Xiao Bai baissa les yeux et secoua légèrement la tête. Lorsqu'il leva les yeux et aperçut Zi Jin, une lueur de surprise traversa son regard. Il baissa aussitôt les yeux, l'air perdu dans ses pensées, fixant d'un regard vide son corps nu. Son regard glissa lentement vers le bas, se concentrant sur le liquide rouge et blanc qui recouvrait le lit. Après un long moment, lorsqu'il releva de nouveau les yeux vers Zi Jin, son visage d'une blancheur de jade s'empourpra légèrement, et il tendit lentement la main
: «
Je vais le faire…
»
Zi Jin se réveilla en sursaut et attrapa la couverture à côté d'elle pour se couvrir, mais une main l'en empêcha.

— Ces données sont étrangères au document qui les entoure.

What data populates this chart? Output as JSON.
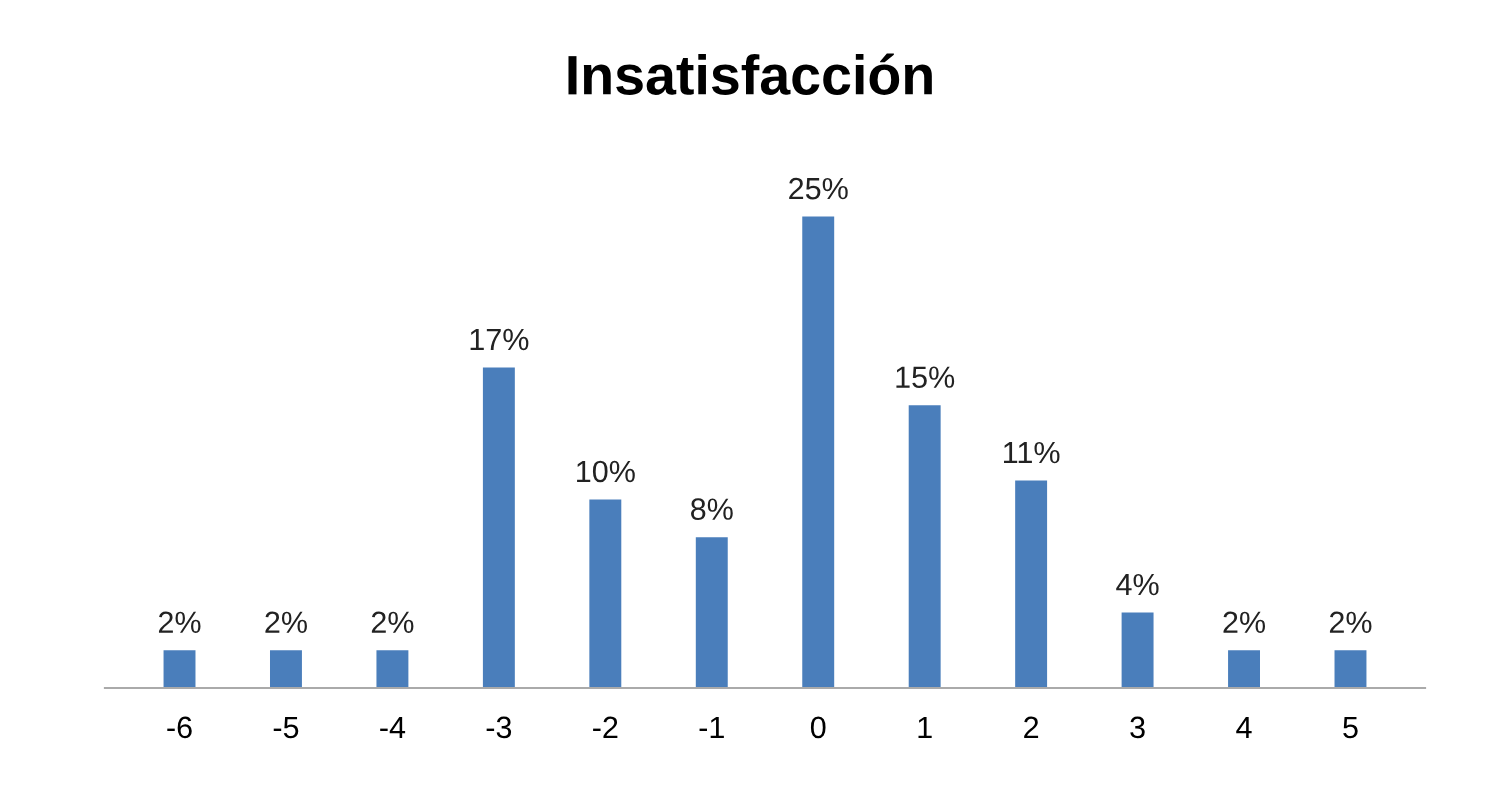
{
  "chart_data": {
    "type": "bar",
    "title": "Insatisfacción",
    "categories": [
      "-6",
      "-5",
      "-4",
      "-3",
      "-2",
      "-1",
      "0",
      "1",
      "2",
      "3",
      "4",
      "5"
    ],
    "values": [
      2,
      2,
      2,
      17,
      10,
      8,
      25,
      15,
      11,
      4,
      2,
      2
    ],
    "value_labels": [
      "2%",
      "2%",
      "2%",
      "17%",
      "10%",
      "8%",
      "25%",
      "15%",
      "11%",
      "4%",
      "2%",
      "2%"
    ],
    "color": "#4a7ebb",
    "grid": false,
    "legend": false
  }
}
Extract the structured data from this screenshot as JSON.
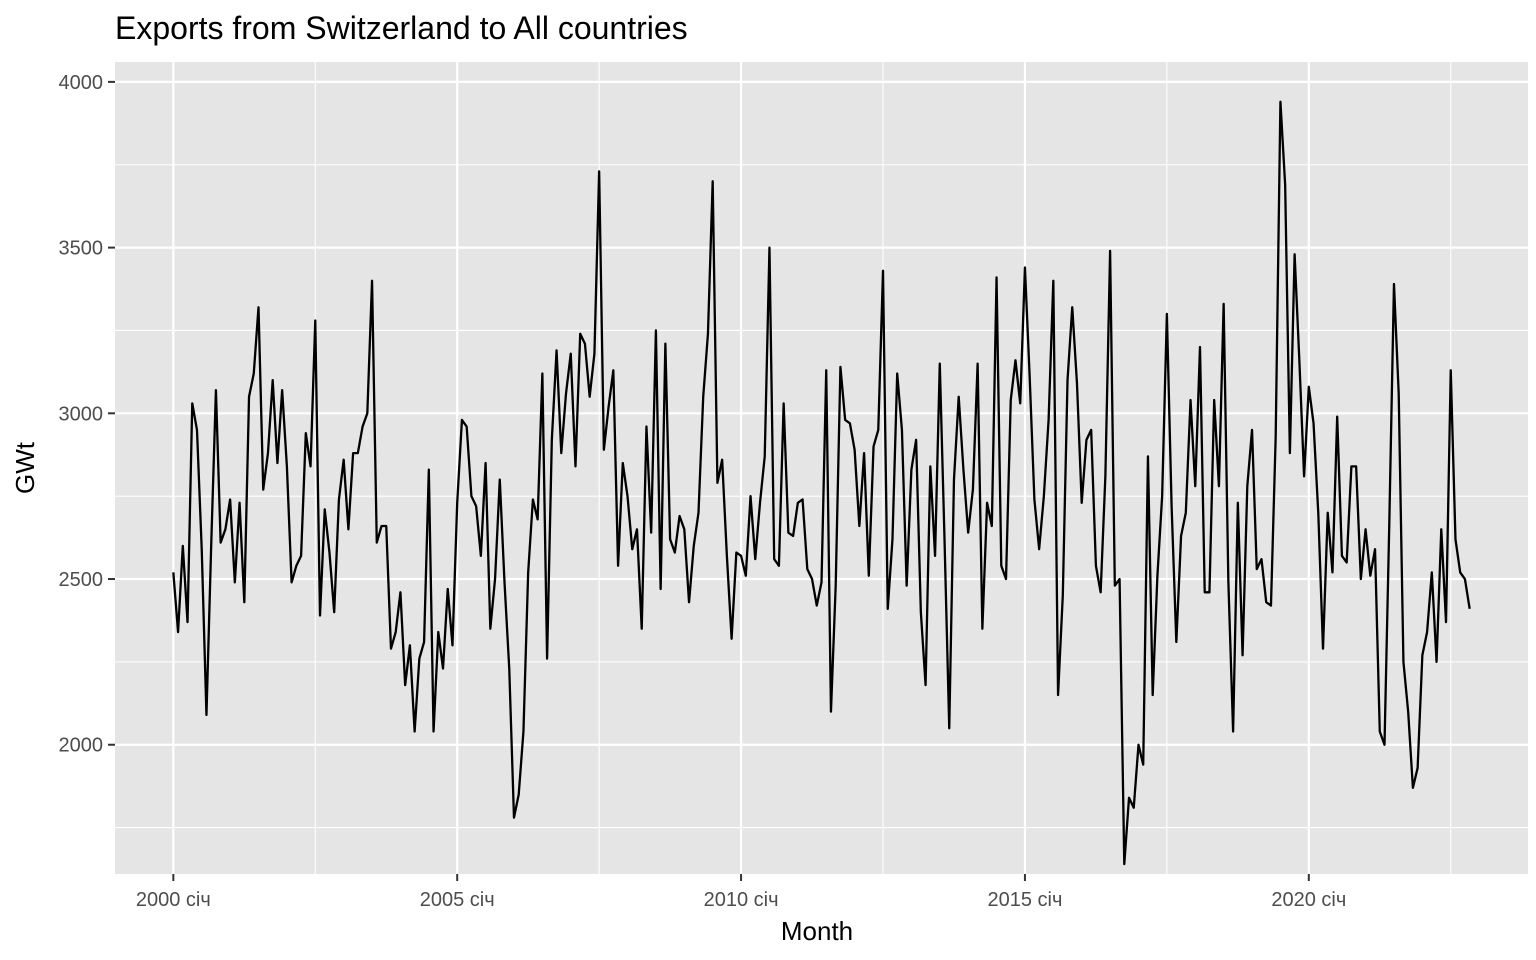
{
  "chart_data": {
    "type": "line",
    "title": "Exports from Switzerland to All countries",
    "xlabel": "Month",
    "ylabel": "GWt",
    "x_start": "2000-01",
    "x_end": "2022-11",
    "x_ticks": [
      {
        "date": "2000-01",
        "label": "2000 січ"
      },
      {
        "date": "2005-01",
        "label": "2005 січ"
      },
      {
        "date": "2010-01",
        "label": "2010 січ"
      },
      {
        "date": "2015-01",
        "label": "2015 січ"
      },
      {
        "date": "2020-01",
        "label": "2020 січ"
      }
    ],
    "y_ticks": [
      2000,
      2500,
      3000,
      3500,
      4000
    ],
    "ylim": [
      1610,
      4060
    ],
    "grid": true,
    "background_color": "#e5e5e5",
    "grid_color": "#ffffff",
    "line_color": "#000000",
    "series": [
      {
        "values": [
          2520,
          2340,
          2600,
          2370,
          3030,
          2950,
          2590,
          2090,
          2600,
          3070,
          2610,
          2650,
          2740,
          2490,
          2730,
          2430,
          3050,
          3120,
          3320,
          2770,
          2880,
          3100,
          2850,
          3070,
          2840,
          2490,
          2540,
          2570,
          2940,
          2840,
          3280,
          2390,
          2710,
          2580,
          2400,
          2740,
          2860,
          2650,
          2880,
          2880,
          2960,
          3000,
          3400,
          2610,
          2660,
          2660,
          2290,
          2340,
          2460,
          2180,
          2300,
          2040,
          2260,
          2310,
          2830,
          2040,
          2340,
          2230,
          2470,
          2300,
          2730,
          2980,
          2960,
          2750,
          2720,
          2570,
          2850,
          2350,
          2500,
          2800,
          2490,
          2230,
          1780,
          1850,
          2040,
          2520,
          2740,
          2680,
          3120,
          2260,
          2920,
          3190,
          2880,
          3060,
          3180,
          2840,
          3240,
          3210,
          3050,
          3180,
          3730,
          2890,
          3020,
          3130,
          2540,
          2850,
          2750,
          2590,
          2650,
          2350,
          2960,
          2640,
          3250,
          2470,
          3210,
          2620,
          2580,
          2690,
          2650,
          2430,
          2600,
          2700,
          3050,
          3240,
          3700,
          2790,
          2860,
          2570,
          2320,
          2580,
          2570,
          2510,
          2750,
          2560,
          2730,
          2870,
          3500,
          2560,
          2540,
          3030,
          2640,
          2630,
          2730,
          2740,
          2530,
          2500,
          2420,
          2490,
          3130,
          2100,
          2480,
          3140,
          2980,
          2970,
          2890,
          2660,
          2880,
          2510,
          2900,
          2950,
          3430,
          2410,
          2620,
          3120,
          2950,
          2480,
          2830,
          2920,
          2400,
          2180,
          2840,
          2570,
          3150,
          2620,
          2050,
          2800,
          3050,
          2830,
          2640,
          2770,
          3150,
          2350,
          2730,
          2660,
          3410,
          2540,
          2500,
          3040,
          3160,
          3030,
          3440,
          3110,
          2740,
          2590,
          2750,
          2980,
          3400,
          2150,
          2450,
          3100,
          3320,
          3090,
          2730,
          2920,
          2950,
          2540,
          2460,
          2810,
          3490,
          2480,
          2500,
          1640,
          1840,
          1810,
          2000,
          1940,
          2870,
          2150,
          2510,
          2750,
          3300,
          2720,
          2310,
          2630,
          2700,
          3040,
          2780,
          3200,
          2460,
          2460,
          3040,
          2780,
          3330,
          2490,
          2040,
          2730,
          2270,
          2780,
          2950,
          2530,
          2560,
          2430,
          2420,
          2930,
          3940,
          3690,
          2880,
          3480,
          3160,
          2810,
          3080,
          2970,
          2700,
          2290,
          2700,
          2520,
          2990,
          2570,
          2550,
          2840,
          2840,
          2500,
          2650,
          2510,
          2590,
          2040,
          2000,
          2660,
          3390,
          3060,
          2250,
          2100,
          1870,
          1930,
          2270,
          2340,
          2520,
          2250,
          2650,
          2370,
          3130,
          2620,
          2520,
          2500,
          2410
        ]
      }
    ]
  }
}
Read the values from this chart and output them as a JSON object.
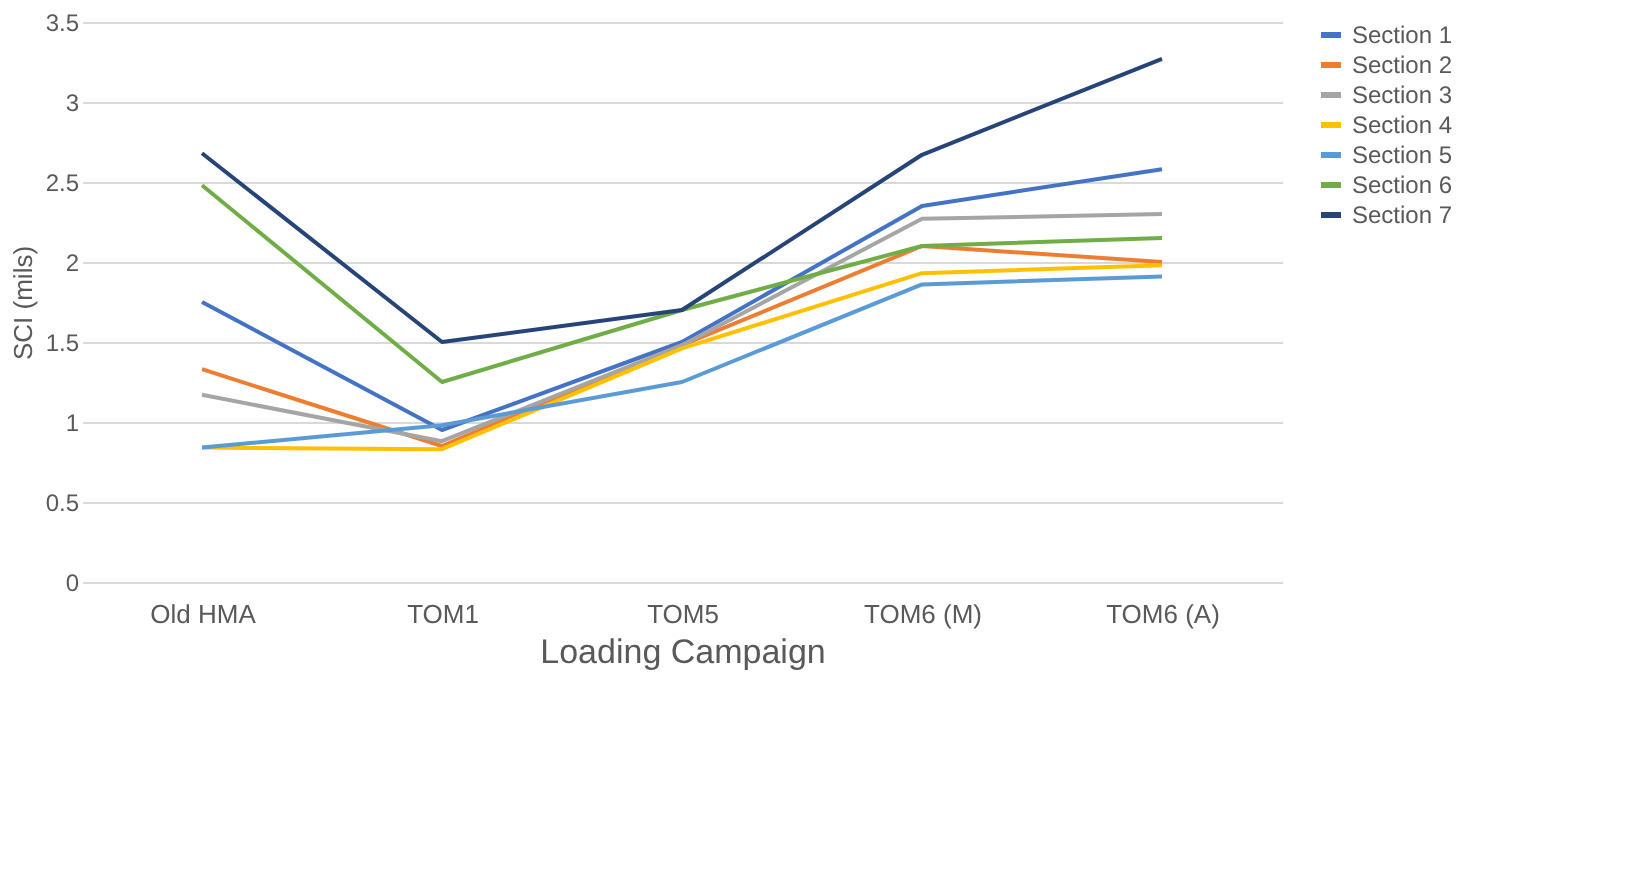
{
  "chart_data": {
    "type": "line",
    "xlabel": "Loading Campaign",
    "ylabel": "SCI (mils)",
    "categories": [
      "Old HMA",
      "TOM1",
      "TOM5",
      "TOM6 (M)",
      "TOM6 (A)"
    ],
    "series": [
      {
        "name": "Section 1",
        "color": "#4472c4",
        "values": [
          1.75,
          0.95,
          1.5,
          2.35,
          2.58
        ]
      },
      {
        "name": "Section 2",
        "color": "#ed7d31",
        "values": [
          1.33,
          0.85,
          1.48,
          2.1,
          2.0
        ]
      },
      {
        "name": "Section 3",
        "color": "#a5a5a5",
        "values": [
          1.17,
          0.88,
          1.48,
          2.27,
          2.3
        ]
      },
      {
        "name": "Section 4",
        "color": "#ffc000",
        "values": [
          0.84,
          0.83,
          1.46,
          1.93,
          1.98
        ]
      },
      {
        "name": "Section 5",
        "color": "#5b9bd5",
        "values": [
          0.84,
          0.98,
          1.25,
          1.86,
          1.91
        ]
      },
      {
        "name": "Section 6",
        "color": "#70ad47",
        "values": [
          2.48,
          1.25,
          1.7,
          2.1,
          2.15
        ]
      },
      {
        "name": "Section 7",
        "color": "#264478",
        "values": [
          2.68,
          1.5,
          1.7,
          2.67,
          3.27
        ]
      }
    ],
    "ylim": [
      0,
      3.5
    ],
    "yticks": [
      0,
      0.5,
      1,
      1.5,
      2,
      2.5,
      3,
      3.5
    ],
    "grid": "y",
    "legend": "right",
    "marker": "none",
    "line_style": "solid"
  }
}
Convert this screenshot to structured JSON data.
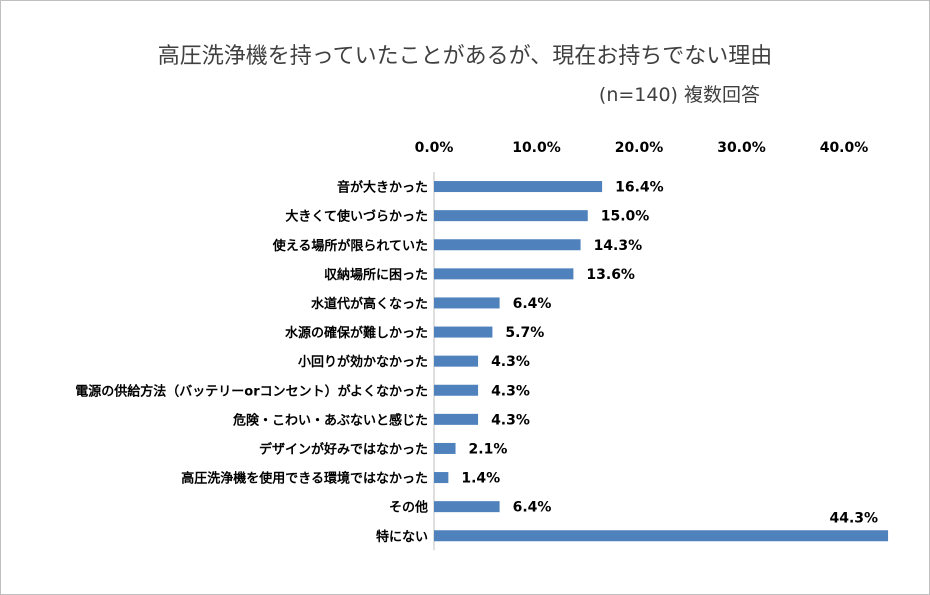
{
  "chart_data": {
    "type": "bar",
    "orientation": "horizontal",
    "title": "高圧洗浄機を持っていたことがあるが、現在お持ちでない理由",
    "subtitle": "(n=140) 複数回答",
    "xlim": [
      0,
      40
    ],
    "x_ticks": [
      "0.0%",
      "10.0%",
      "20.0%",
      "30.0%",
      "40.0%"
    ],
    "x_tick_values": [
      0,
      10,
      20,
      30,
      40
    ],
    "grid": false,
    "bar_color": "#4f81bd",
    "categories": [
      "音が大きかった",
      "大きくて使いづらかった",
      "使える場所が限られていた",
      "収納場所に困った",
      "水道代が高くなった",
      "水源の確保が難しかった",
      "小回りが効かなかった",
      "電源の供給方法（バッテリーorコンセント）がよくなかった",
      "危険・こわい・あぶないと感じた",
      "デザインが好みではなかった",
      "高圧洗浄機を使用できる環境ではなかった",
      "その他",
      "特にない"
    ],
    "values": [
      16.4,
      15.0,
      14.3,
      13.6,
      6.4,
      5.7,
      4.3,
      4.3,
      4.3,
      2.1,
      1.4,
      6.4,
      44.3
    ],
    "value_labels": [
      "16.4%",
      "15.0%",
      "14.3%",
      "13.6%",
      "6.4%",
      "5.7%",
      "4.3%",
      "4.3%",
      "4.3%",
      "2.1%",
      "1.4%",
      "6.4%",
      "44.3%"
    ]
  }
}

Cette main prit le mouchoir en coton que Zi Jin serrait contre elle et essuya doucement les taches de sang et de sperme entre ses jambes
: «
Ça fait mal… n'est-ce pas
?
»
Zi Jin rougit instantanément et secoua précipitamment la tête : « Non, non… Va te coucher… euh… »
La main de Xiao Bai se raidit légèrement, réalisant peut-être qu'il l'avait blessée. Il devint encore plus doux, ses sourcils se fronçant légèrement. Levant les yeux, il vit la fatigue dans les yeux de Zi Jin et dit doucement : « Dors, je peux… »
Zi Jin s'allongea lentement, observant Xiao Bai nettoyer le désordre avec une expression complexe : « Xiao Bai… Je te raccompagnerai hors de la vallée demain, d'accord… »
La main de Xiao Bai trembla soudain, et il leva brusquement les yeux vers Zi Jin. Ses yeux étaient emplis d'un profond voile, empêchant Zi Jin de discerner ses émotions : « Nous avons déjà… comment peux-tu… faire ça… Je… ne partirai pas. »
Zi Jin ferma lentement les yeux, ses sourcils se fronçant sous l'effet d'une fatigue encore plus grande. Elle remonta la couverture pour s'envelopper étroitement : « Dors. »
Xiao Bai plia soigneusement le mouchoir en coton et le glissa sous son oreiller avant de s'allonger paisiblement. Il sembla réfléchir un instant, puis tendit lentement les bras et enlaça la taille de Zi Jin. Ignorant sa raideur, il se coucha docilement derrière elle, inspira légèrement et esquissa un sourire avant de replonger dans un profond sommeil.
Zi Jin tourna lentement la tête pour contempler le visage endormi de Xiao Bai, ses yeux sombres emplis d'une expression complexe impossible à déchiffrer.
L'amour et la haine ne laissent aucune trace, les sentiments profonds sont difficiles à attendre ; les descendants des dieux, trois générations de mariages et de rancunes, les tempêtes de l'ancienne dynastie témoignent encore de l'amour (Partie 1)
Les tempêtes de l'ancienne dynastie racontent encore des histoires d'amour (Partie 1). Au cœur de la bambouseraie, un bruissement résonna. Xiao Bai, un léger sourire aux lèvres, s'appuya contre un pêcher à l'orée de la bambouseraie, plissant les yeux pour observer la personne qui s'y trouvait. Elle regarda Zi Jin abattre rapidement une tige de bambou, puis la débiter en fines lamelles qu'il disposait soigneusement au pied de la colline voisine. La bambouseraie, jadis luxuriante, était désormais presque vide.
Une fois que tout fut prêt, Zi Jin prit nonchalamment son épée rouillée à grande lame annulaire et s'approcha de Xiao Bai : « Tu as faim ? »
Xiao Bai se leva, esquissa un sourire en plissant les yeux et passa son bras autour de la taille de Zi Jin : « Un peu. »
Zi Jin se raidit légèrement et se dégagea subtilement de la main de Xiao Bai.
Xiao Bai baissa légèrement les yeux, pinçant les lèvres d'un air contrarié : « J'ai mal aux jambes... elles sont engourdies et je n'ai plus de force... »
Zi Jin fronça les sourcils en voyant les jambes légèrement tremblantes de Xiao Bai, les yeux emplis d'inquiétude. Elle s'accroupit et laissa Xiao Bai s'appuyer contre elle, lui pressant doucement les jambes : « Où as-tu mal ? As-tu très mal ? »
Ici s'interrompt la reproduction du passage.